De hecho, no deja de ser curioso que, tanto en España como en otros países del mundo occidental, a pesar de la injusticia que supone la tremenda desigualdad de medios con la que los integrantes de una misma comunidad humana se acercan al final de su existencia, el problema ético que se plantea siempre con mayor facilidad en los foros públicos, no es el de cuidados paliativos de calidad para todos, sino el del viejo debate intelectual entre el punto de vista de los estoicos -con Séneca al frente- de la responsabilidad individual de buscar una buena muerte cuando la vida ya no merezca ser vivida, y la opinión teísta de que es pecado asumir control sobre la propia muerte ya que quitar la vida sólo es potestad de su creador, es decir, de Dios.
En los últimos años, tanto el llamado informe Hastings (1996) como la Guía de Práctica Clínica para unos Cuidados Paliativos de Calidad (2004) -consensuada por las principales instituciones que se dedican en Estados Unidos a los cuidados paliativos- nos señalan los factores susceptibles de facilitar o dificultar una buena muerte. Es interesante subrayar que lo mismo en estos documentos que en los informes del prestigioso IOM (Instituto de Medicina de Estados Unidos), se pone un notable énfasis en la importancia de la atención a los aspectos subjetivos a lo largo del proceso de morir.

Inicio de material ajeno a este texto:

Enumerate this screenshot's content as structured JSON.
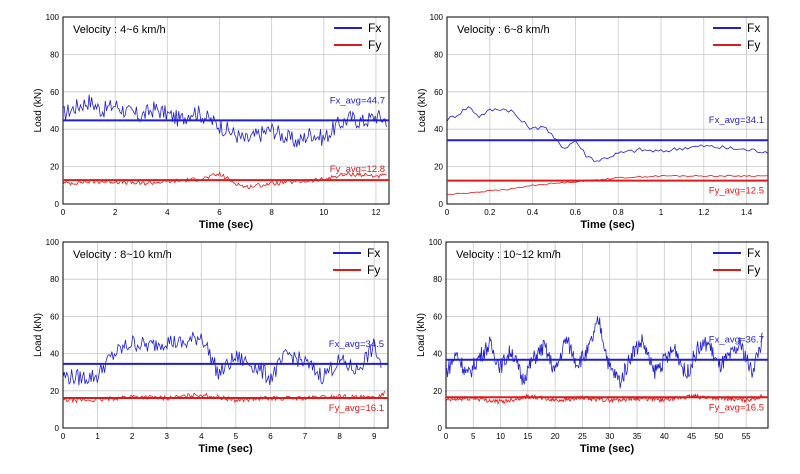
{
  "colors": {
    "fx": "#1f1fd6",
    "fy": "#e01a1a",
    "grid": "#c8c8c8",
    "axis": "#000000"
  },
  "chart_data": [
    {
      "type": "line",
      "title": "Velocity : 4~6 km/h",
      "xlabel": "Time (sec)",
      "ylabel": "Load (kN)",
      "xlim": [
        0,
        12.5
      ],
      "ylim": [
        0,
        100
      ],
      "xticks": [
        "0",
        "2",
        "4",
        "6",
        "8",
        "10",
        "12"
      ],
      "xtick_values": [
        0,
        2,
        4,
        6,
        8,
        10,
        12
      ],
      "yticks": [
        "0",
        "20",
        "40",
        "60",
        "80",
        "100"
      ],
      "ytick_values": [
        0,
        20,
        40,
        60,
        80,
        100
      ],
      "grid": true,
      "legend_position": "top-right",
      "series": [
        {
          "name": "Fx",
          "x": [
            0,
            0.5,
            1,
            1.5,
            2,
            2.5,
            3,
            3.5,
            4,
            4.5,
            5,
            5.5,
            6,
            6.5,
            7,
            7.5,
            8,
            8.5,
            9,
            9.5,
            10,
            10.5,
            11,
            11.5,
            12,
            12.4
          ],
          "y": [
            48,
            52,
            55,
            50,
            53,
            49,
            47,
            51,
            48,
            45,
            50,
            46,
            42,
            38,
            34,
            37,
            40,
            36,
            33,
            38,
            35,
            42,
            46,
            44,
            47,
            45
          ]
        },
        {
          "name": "Fy",
          "x": [
            0,
            1,
            2,
            3,
            4,
            5,
            5.5,
            6,
            6.5,
            7,
            8,
            9,
            10,
            10.5,
            11,
            12,
            12.4
          ],
          "y": [
            11,
            12,
            12,
            11,
            12,
            13,
            14,
            16,
            12,
            9,
            11,
            12,
            13,
            15,
            16,
            15,
            15
          ]
        }
      ],
      "avg_lines": [
        {
          "series": "Fx",
          "value": 44.7,
          "label": "Fx_avg=44.7"
        },
        {
          "series": "Fy",
          "value": 12.8,
          "label": "Fy_avg=12.8"
        }
      ]
    },
    {
      "type": "line",
      "title": "Velocity : 6~8 km/h",
      "xlabel": "Time (sec)",
      "ylabel": "Load (kN)",
      "xlim": [
        0,
        1.5
      ],
      "ylim": [
        0,
        100
      ],
      "xticks": [
        "0",
        "0.2",
        "0.4",
        "0.6",
        "0.8",
        "1",
        "1.2",
        "1.4"
      ],
      "xtick_values": [
        0,
        0.2,
        0.4,
        0.6,
        0.8,
        1,
        1.2,
        1.4
      ],
      "yticks": [
        "0",
        "20",
        "40",
        "60",
        "80",
        "100"
      ],
      "ytick_values": [
        0,
        20,
        40,
        60,
        80,
        100
      ],
      "grid": true,
      "legend_position": "top-right",
      "series": [
        {
          "name": "Fx",
          "x": [
            0,
            0.05,
            0.1,
            0.15,
            0.2,
            0.25,
            0.3,
            0.35,
            0.4,
            0.45,
            0.5,
            0.55,
            0.6,
            0.65,
            0.7,
            0.75,
            0.8,
            0.9,
            1.0,
            1.1,
            1.2,
            1.3,
            1.4,
            1.5
          ],
          "y": [
            45,
            48,
            52,
            47,
            50,
            51,
            50,
            44,
            40,
            42,
            35,
            30,
            34,
            26,
            23,
            25,
            27,
            29,
            28,
            30,
            31,
            30,
            29,
            28
          ]
        },
        {
          "name": "Fy",
          "x": [
            0,
            0.1,
            0.2,
            0.3,
            0.4,
            0.5,
            0.6,
            0.7,
            0.8,
            1.0,
            1.2,
            1.4,
            1.5
          ],
          "y": [
            5,
            6,
            7,
            8,
            10,
            11,
            12,
            13,
            14,
            15,
            15,
            15,
            15
          ]
        }
      ],
      "avg_lines": [
        {
          "series": "Fx",
          "value": 34.1,
          "label": "Fx_avg=34.1"
        },
        {
          "series": "Fy",
          "value": 12.5,
          "label": "Fy_avg=12.5"
        }
      ]
    },
    {
      "type": "line",
      "title": "Velocity : 8~10 km/h",
      "xlabel": "Time (sec)",
      "ylabel": "Load (kN)",
      "xlim": [
        0,
        9.4
      ],
      "ylim": [
        0,
        100
      ],
      "xticks": [
        "0",
        "1",
        "2",
        "3",
        "4",
        "5",
        "6",
        "7",
        "8",
        "9"
      ],
      "xtick_values": [
        0,
        1,
        2,
        3,
        4,
        5,
        6,
        7,
        8,
        9
      ],
      "yticks": [
        "0",
        "20",
        "40",
        "60",
        "80",
        "100"
      ],
      "ytick_values": [
        0,
        20,
        40,
        60,
        80,
        100
      ],
      "grid": true,
      "legend_position": "top-right",
      "series": [
        {
          "name": "Fx",
          "x": [
            0,
            0.5,
            1,
            1.2,
            1.5,
            2,
            2.5,
            3,
            3.5,
            4,
            4.5,
            5,
            5.5,
            6,
            6.5,
            7,
            7.5,
            8,
            8.5,
            9,
            9.2
          ],
          "y": [
            28,
            27,
            28,
            34,
            40,
            46,
            44,
            47,
            45,
            50,
            29,
            38,
            34,
            27,
            40,
            35,
            28,
            36,
            31,
            44,
            34
          ]
        },
        {
          "name": "Fy",
          "x": [
            0,
            1,
            2,
            3,
            4,
            5,
            6,
            7,
            8,
            9,
            9.3
          ],
          "y": [
            15,
            15,
            17,
            16,
            18,
            15,
            16,
            16,
            17,
            16,
            19
          ]
        }
      ],
      "avg_lines": [
        {
          "series": "Fx",
          "value": 34.5,
          "label": "Fx_avg=34.5"
        },
        {
          "series": "Fy",
          "value": 16.1,
          "label": "Fy_avg=16.1"
        }
      ]
    },
    {
      "type": "line",
      "title": "Velocity : 10~12 km/h",
      "xlabel": "Time (sec)",
      "ylabel": "Load (kN)",
      "xlim": [
        0,
        59
      ],
      "ylim": [
        0,
        100
      ],
      "xticks": [
        "0",
        "5",
        "10",
        "15",
        "20",
        "25",
        "30",
        "35",
        "40",
        "45",
        "50",
        "55"
      ],
      "xtick_values": [
        0,
        5,
        10,
        15,
        20,
        25,
        30,
        35,
        40,
        45,
        50,
        55
      ],
      "yticks": [
        "0",
        "20",
        "40",
        "60",
        "80",
        "100"
      ],
      "ytick_values": [
        0,
        20,
        40,
        60,
        80,
        100
      ],
      "grid": true,
      "legend_position": "top-right",
      "series": [
        {
          "name": "Fx",
          "x": [
            0,
            2,
            4,
            6,
            8,
            10,
            12,
            14,
            16,
            18,
            20,
            22,
            24,
            26,
            28,
            30,
            32,
            34,
            36,
            38,
            40,
            42,
            44,
            46,
            48,
            50,
            52,
            54,
            56,
            58
          ],
          "y": [
            30,
            40,
            28,
            38,
            45,
            33,
            42,
            26,
            37,
            44,
            30,
            48,
            35,
            41,
            58,
            32,
            25,
            40,
            47,
            30,
            36,
            43,
            28,
            42,
            46,
            33,
            38,
            45,
            30,
            48
          ]
        },
        {
          "name": "Fy",
          "x": [
            0,
            5,
            10,
            15,
            20,
            25,
            30,
            35,
            40,
            45,
            50,
            55,
            58
          ],
          "y": [
            15,
            16,
            14,
            17,
            15,
            16,
            15,
            16,
            15,
            17,
            16,
            15,
            17
          ]
        }
      ],
      "avg_lines": [
        {
          "series": "Fx",
          "value": 36.7,
          "label": "Fx_avg=36.7"
        },
        {
          "series": "Fy",
          "value": 16.5,
          "label": "Fy_avg=16.5"
        }
      ]
    }
  ]
}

Es preciso reclamar con urgencia a los políticos una priorización de recursos que permita unos cuidados paliativos de calidad asequibles a todos los ciudadanos, en el caso de que los mismos sean necesarios. Se requiere tiempo para atender a las personas en la última etapa de la vida, tiempo de familiares y amigos; pero tiempo también de equipos interdisciplinares de primer nivel, sensibles, empáticos, bien conjuntados, estables, expertos en el control de síntomas somáticos pero también en estrategias de comunicación, en evaluación y prevención de factores refractarios como la angustia de difícil manejo, en detección precoz de duelos complicados, en evaluación y tratamiento de estados ansiosos o depresivos, en prevención del cansancio y desmoralización de los propios profesionales sanitarios. Y esto no es barato. No puede llevarse a cabo una actuación de excelencia al final de la vida, con presión asistencial sobre los médicos, rotación constante de personal de enfermería, y equipos carentes -sea a jornada total o parcial- de trabajador social y de psicólogo.
David Callahan, desde el privilegiado observatorio del New England Journal of Medicine, al colocar, al mismo nivel de importancia, como objetivos para la medicina del siglo XXI: a) la prevención y curación de enfermedades; y b) conseguir que las personas mueran en paz; nos muestra el camino, con sencillez y claridad de futuro. Hora es ya de que nuestra opinión pública se movilice y exija, como una decisión de justicia, la priorización económica no sólo del primero sino de ambos objetivos sanitarios. El proceso de morir debería igualar, en calidad de cuidados paliativos, a los individuos de todas las autonomías, con independencia de que sean madrileños, vascos, andaluces, extremeños, canarios, catalanes o inmigrantes.